Волнуясь, задыхаясь, он рассказал об этой искаженной жизни. Как разошелся с женой, много лет тому назад, она его возненавидела. В нелюбви воспитала сына. Сама умерла. Умирая, слово взяла, – к отцу он не вернется. Так у дяди мальчик и прожил.

– Видите, как в жизни бывает? Замечаете? Мы с ним видались, встречались, позже… – он красивый юноша – вместо ребенка, которого любил когда-то, – молодой человек. Что же‑с, надо сказать: мне чужой. И я ему… одно название – отец.

Он помолчал.

– Все же и его мне захотелось видеть. Он, ведь, когда крошечный был, у меня на руках засыпал. Я ему, да… помурлыкаю, он и заснет.

Ахмаков сел.

– Но вышло так, что у меня оказались вы и эта… Елена. Очень хорошо, но неожиданно. Впрочем, теперь так стало, что все ожиданно, приемлемо. Я теперь уж все знаю (он сказал устало). Приготовился, что ли, привык. Вон, не угодно ли?
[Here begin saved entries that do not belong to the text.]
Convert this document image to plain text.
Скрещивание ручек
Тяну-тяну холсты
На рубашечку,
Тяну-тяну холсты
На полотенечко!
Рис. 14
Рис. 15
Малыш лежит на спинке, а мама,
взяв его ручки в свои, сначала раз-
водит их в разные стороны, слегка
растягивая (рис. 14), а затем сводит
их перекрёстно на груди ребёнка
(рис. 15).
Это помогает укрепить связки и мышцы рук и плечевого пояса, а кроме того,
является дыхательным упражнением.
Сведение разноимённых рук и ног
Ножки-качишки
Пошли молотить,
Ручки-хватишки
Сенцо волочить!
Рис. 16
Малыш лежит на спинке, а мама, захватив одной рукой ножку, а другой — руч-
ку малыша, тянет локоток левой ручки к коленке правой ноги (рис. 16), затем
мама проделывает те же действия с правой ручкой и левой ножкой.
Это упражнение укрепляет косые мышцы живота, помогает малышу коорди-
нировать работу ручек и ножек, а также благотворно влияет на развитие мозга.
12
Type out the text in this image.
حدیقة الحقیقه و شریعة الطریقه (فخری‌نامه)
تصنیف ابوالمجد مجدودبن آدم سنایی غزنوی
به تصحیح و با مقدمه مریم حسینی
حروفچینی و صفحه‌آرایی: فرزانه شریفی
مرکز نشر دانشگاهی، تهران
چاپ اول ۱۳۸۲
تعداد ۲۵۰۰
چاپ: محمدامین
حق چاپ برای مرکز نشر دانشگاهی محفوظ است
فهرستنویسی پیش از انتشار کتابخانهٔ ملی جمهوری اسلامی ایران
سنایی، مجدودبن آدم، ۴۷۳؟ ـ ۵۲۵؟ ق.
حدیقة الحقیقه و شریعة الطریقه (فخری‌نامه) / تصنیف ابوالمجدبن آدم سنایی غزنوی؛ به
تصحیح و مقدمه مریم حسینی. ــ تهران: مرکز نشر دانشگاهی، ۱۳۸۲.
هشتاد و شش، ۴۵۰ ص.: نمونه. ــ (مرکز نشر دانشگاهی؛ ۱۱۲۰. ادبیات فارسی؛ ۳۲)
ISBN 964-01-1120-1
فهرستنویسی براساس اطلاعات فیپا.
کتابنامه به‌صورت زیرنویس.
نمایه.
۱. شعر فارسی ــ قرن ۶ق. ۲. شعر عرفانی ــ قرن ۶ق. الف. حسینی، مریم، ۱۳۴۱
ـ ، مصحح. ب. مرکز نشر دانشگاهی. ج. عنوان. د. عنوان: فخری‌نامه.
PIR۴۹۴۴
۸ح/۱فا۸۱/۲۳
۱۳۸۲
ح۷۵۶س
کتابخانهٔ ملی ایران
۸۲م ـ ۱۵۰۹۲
Он протянул руку к окну. Казмин взглянул.

Мимо дома тянулись похороны. Шли факельщики, лошади показались в траурных попонах, белый с черным катафалк. На нем, в гробу под серебряными венками, лежала старушка. Профиль ее возвышался над ватой и слегка покачивался. Все лицо, с тонким носом, воскового цвета, с темными глазными впадинами, было видно отчетливо.

– Здесь монастырь недалеко и кладбище, – сказал Ахмаков, – я немало этих зрелищ вижу. И сам так же поеду. Но это ничего. Это только театральный занавес, в конце пьесы.

Казмин не ответил. Ему казалось, что и это не совсем верно: вряд ли так уж просто, вряд ли всего занавес.

В это время на паре в дышло подъехал доктор – немолодой, полный, ленивый человек, в нечистом сюртуке, старорусского вида. Он заведывал городской больницей; бывал у Ахмакова часто, имел вид вялый, и постоянно убеждал, что опасности нет.

Начался осмотр, Казмин вышел в сад, в несколько странном состоянии. Что-то его задело в рассказе Ахмакове о сыне. Он прошелся по кленовой аллейке. За каменной стеной подымались елочки соседнего сада. Голуби кружили над голубятней. Глухо лаял пес.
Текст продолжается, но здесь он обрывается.